Specifically, the increase in childcare allowances would weigh in at about PLN 25 billion. The free medicines plan would be financed from the National Health Fund budget, so there would be no additional fiscal outlay there. The free highways program amounts to about PLN 0.2 billion, and the secure loan scheme is projected to cost about PLN 0.9 billion in 2024 and PLN 1.1 billion in 2025.
According to these calculations, the overall effect of the PiS proposals on inflation would be modest, about 0.1 percentage point in 2024 and 0.3 percentage point in 2025. The plans could widen the fiscal deficit by around 0.6 percent of GDP in 2024, with a 0.5 percent increase in 2025. Public debt was projected to rise by around 0.5 percent in 2024 and 0.5 percent in 2025, with GDP increases of roughly 0.7 percent in both years.

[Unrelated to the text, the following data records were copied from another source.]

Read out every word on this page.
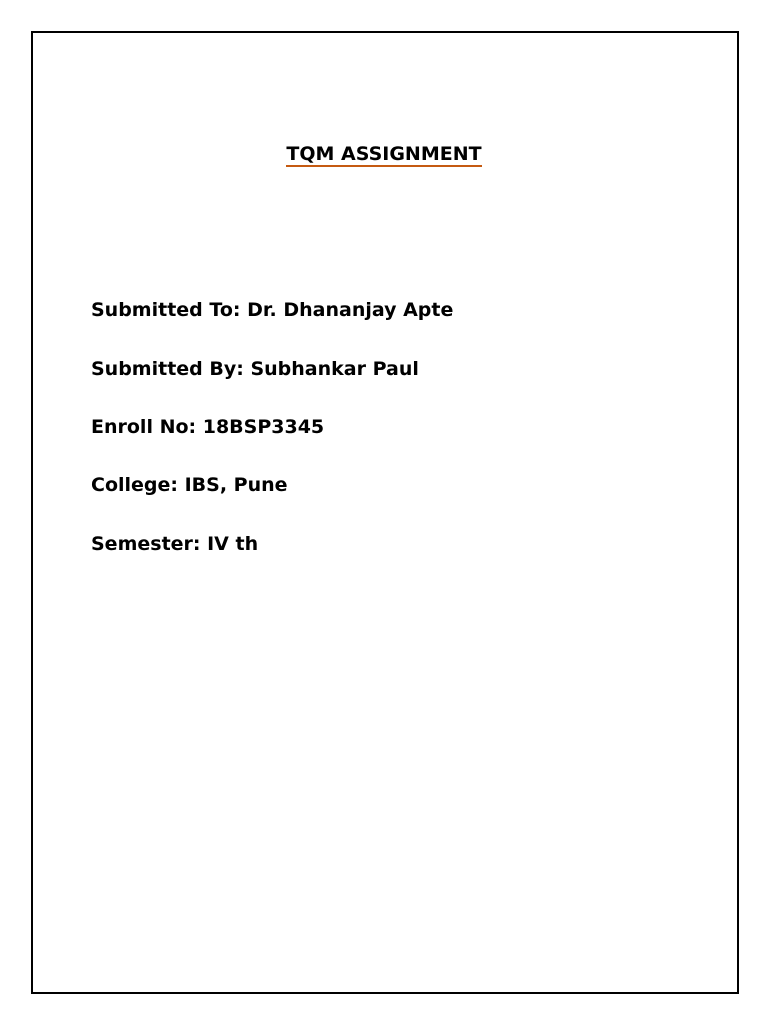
TQM ASSIGNMENT

Submitted To: Dr. Dhananjay Apte

Submitted By: Subhankar Paul

Enroll No: 18BSP3345

College: IBS, Pune

Semester: IV th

On the other hand, the Platform proposed several measures, including raising the childcare allowance again from PLN 500 to PLN 800 starting in June, increasing the tax-free threshold, and introducing a grandmothers allowance along with rent subsidies. The total price tag for the Platform in 2024-2025 was estimated at about PLN 88–93 billion per year.

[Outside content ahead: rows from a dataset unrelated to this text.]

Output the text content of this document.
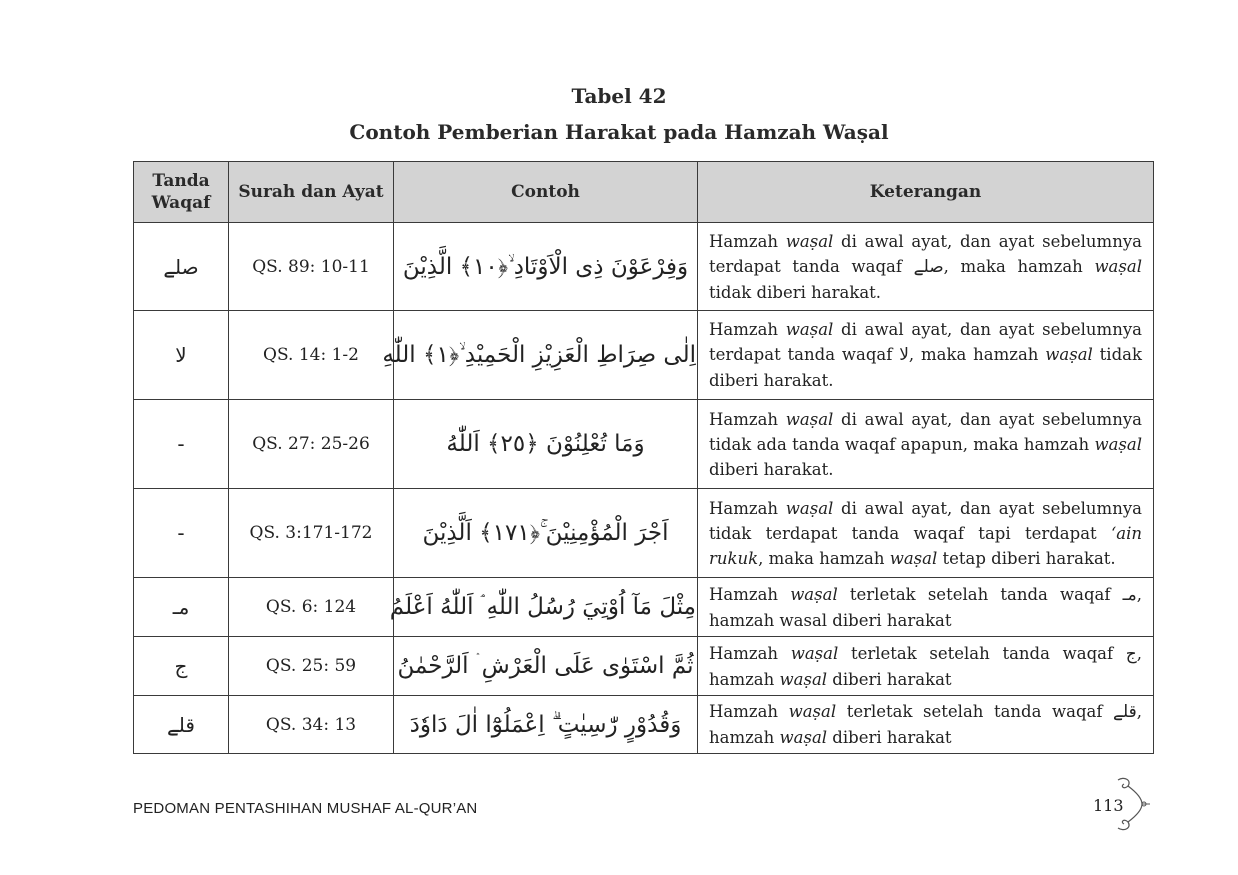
Tabel 42
Contoh Pemberian Harakat pada Hamzah Waṣal
Tanda Waqaf	Surah dan Ayat	Contoh	Keterangan
صلے	QS. 89: 10-11	وَفِرْعَوْنَ ذِى الْاَوْتَادِ ۙ﴿١٠﴾ الَّذِيْنَ	Hamzah waṣal di awal ayat, dan ayat sebelumnya terdapat tanda waqaf صلے, maka hamzah waṣal tidak diberi harakat.
لا	QS. 14: 1-2	اِلٰى صِرَاطِ الْعَزِيْزِ الْحَمِيْدِ ۙ﴿١﴾ اللّٰهِ	Hamzah waṣal di awal ayat, dan ayat sebelumnya terdapat tanda waqaf لا, maka hamzah waṣal tidak diberi harakat.
-	QS. 27: 25-26	وَمَا تُعْلِنُوْنَ ﴿٢٥﴾ اَللّٰهُ	Hamzah waṣal di awal ayat, dan ayat sebelumnya tidak ada tanda waqaf apapun, maka hamzah waṣal diberi harakat.
-	QS. 3:171-172	اَجْرَ الْمُؤْمِنِيْنَ ۚ﴿١٧١﴾ اَلَّذِيْنَ	Hamzah waṣal di awal ayat, dan ayat sebelumnya tidak terdapat tanda waqaf tapi terdapat ‘ain rukuk, maka hamzah waṣal tetap diberi harakat.
مـ	QS. 6: 124	مِثْلَ مَآ اُوْتِيَ رُسُلُ اللّٰهِ ۘ اَللّٰهُ اَعْلَمُ	Hamzah waṣal terletak setelah tanda waqaf مـ, hamzah wasal diberi harakat
ج	QS. 25: 59	ثُمَّ اسْتَوٰى عَلَى الْعَرْشِ ۛ اَلرَّحْمٰنُ	Hamzah waṣal terletak setelah tanda waqaf ج, hamzah waṣal diberi harakat
قلے	QS. 34: 13	وَقُدُوْرٍ رّٰسِيٰتٍ ۗ اِعْمَلُوْٓا اٰلَ دَاوٗدَ	Hamzah waṣal terletak setelah tanda waqaf قلے, hamzah waṣal diberi harakat
PEDOMAN PENTASHIHAN MUSHAF AL-QUR’AN	113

Under this plan, the childcare allowance would add about PLN 14 billion, the higher tax-free threshold would cost around PLN 45 billion, and the following year could reach roughly PLN 48 billion. The grandmothers allowance and rent subsidies were projected to cost about PLN 9 billion and PLN 6 billion, respectively.
The overall effect of the Platform proposals on consumer inflation was estimated at about 0.3 percentage points in 2024 and 0.8 percentage points in 2025. They were also linked to a public finance deficit of around 1.9 percent of GDP in 2024 and 1.6 percent in 2025, with a debt rise of approximately 1.7 percent for both years and a continued upward trajectory in subsequent years, reflecting broader fiscal pressures.
Influence on inflation
NBP’s expert assessments indicate that the Platform plan would generate a much larger impact on consumer inflation than the PiS proposal, by a factor of about three. The deficit in public finances and the size of the public sector debt were described as broadly similar in both scenarios, with the Platform’s package creating notably higher inflationary pressure and comparable strains on the fiscal outlook.

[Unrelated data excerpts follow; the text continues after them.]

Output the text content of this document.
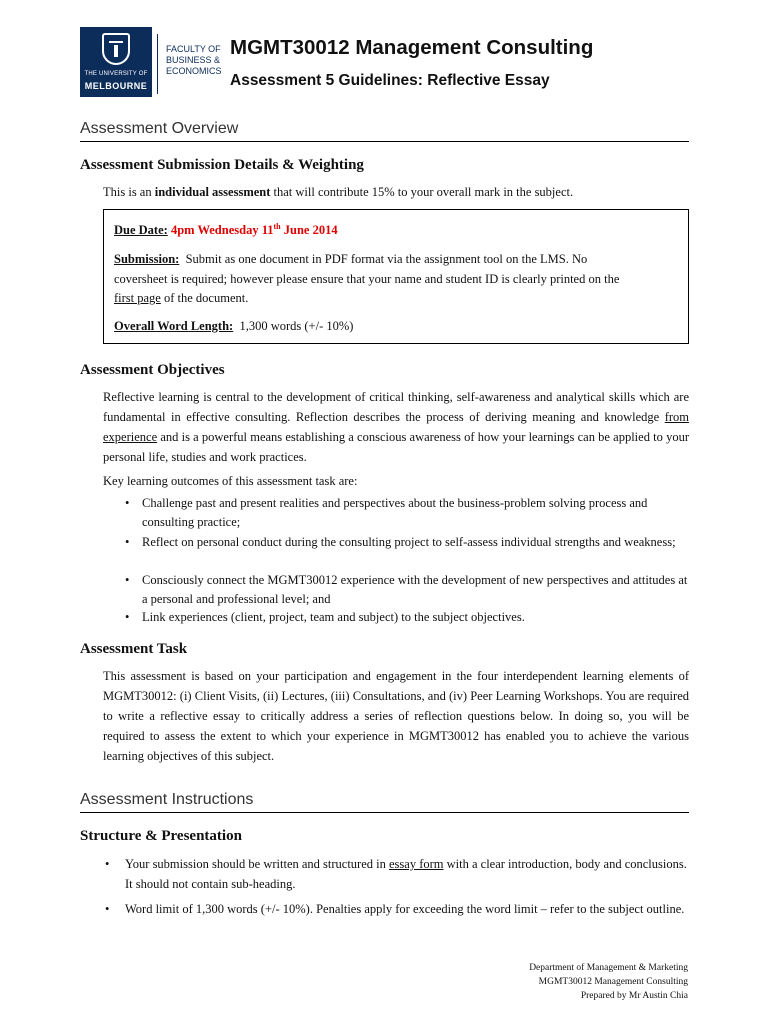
THE UNIVERSITY OF
MELBOURNE
FACULTY OF
BUSINESS &
ECONOMICS
MGMT30012 Management Consulting
Assessment 5 Guidelines: Reflective Essay
Assessment Overview
Assessment Submission Details & Weighting
This is an individual assessment that will contribute 15% to your overall mark in the subject.
Due Date: 4pm Wednesday 11th June 2014
Submission: Submit as one document in PDF format via the assignment tool on the LMS. No
coversheet is required; however please ensure that your name and student ID is clearly printed on the
first page of the document.
Overall Word Length: 1,300 words (+/- 10%)
Assessment Objectives
Reflective learning is central to the development of critical thinking, self-awareness and analytical skills which are fundamental in effective consulting. Reflection describes the process of deriving meaning and knowledge from experience and is a powerful means establishing a conscious awareness of how your learnings can be applied to your personal life, studies and work practices.
Key learning outcomes of this assessment task are:
• Challenge past and present realities and perspectives about the business-problem solving process and consulting practice;
• Reflect on personal conduct during the consulting project to self-assess individual strengths and weakness;
• Consciously connect the MGMT30012 experience with the development of new perspectives and attitudes at a personal and professional level; and
• Link experiences (client, project, team and subject) to the subject objectives.
Assessment Task
This assessment is based on your participation and engagement in the four interdependent learning elements of MGMT30012: (i) Client Visits, (ii) Lectures, (iii) Consultations, and (iv) Peer Learning Workshops. You are required to write a reflective essay to critically address a series of reflection questions below. In doing so, you will be required to assess the extent to which your experience in MGMT30012 has enabled you to achieve the various learning objectives of this subject.
Assessment Instructions
Structure & Presentation
• Your submission should be written and structured in essay form with a clear introduction, body and conclusions. It should not contain sub-heading.
• Word limit of 1,300 words (+/- 10%). Penalties apply for exceeding the word limit – refer to the subject outline.
Department of Management & Marketing
MGMT30012 Management Consulting
Prepared by Mr Austin Chia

Political leadership in the former governing bloc, including a prominent figure who had been skeptical of family support programs, shifted to endorsing broader childcare aid and immediate funding. The proposed expansion of the tax-free threshold and other social programs invited comparisons to prior measures, with critics arguing that the Platform aimed to accelerate benefits even when past increases occurred gradually under different governments.
In assessing these moves, observers noted a trend where proposals that closely mirror or quickly expand on existing schemes were paired with calls for rapid implementation. Critics argued this could lead to instability in public finances and increased inflation, while supporters framed the measures as necessary relief and modernization of social policy. The analysis underscored the tension between expansion of social benefits and the need to maintain price stability and fiscal sustainability.
Overall, the estimates from the central bank suggested a more pronounced inflationary effect from the Platform program, with broader implications for the budget and debt trajectories. The central bank emphasized cautious budgeting and clear funding sources to mitigate potential inflationary spillovers as the political debate moved toward implementation timelines.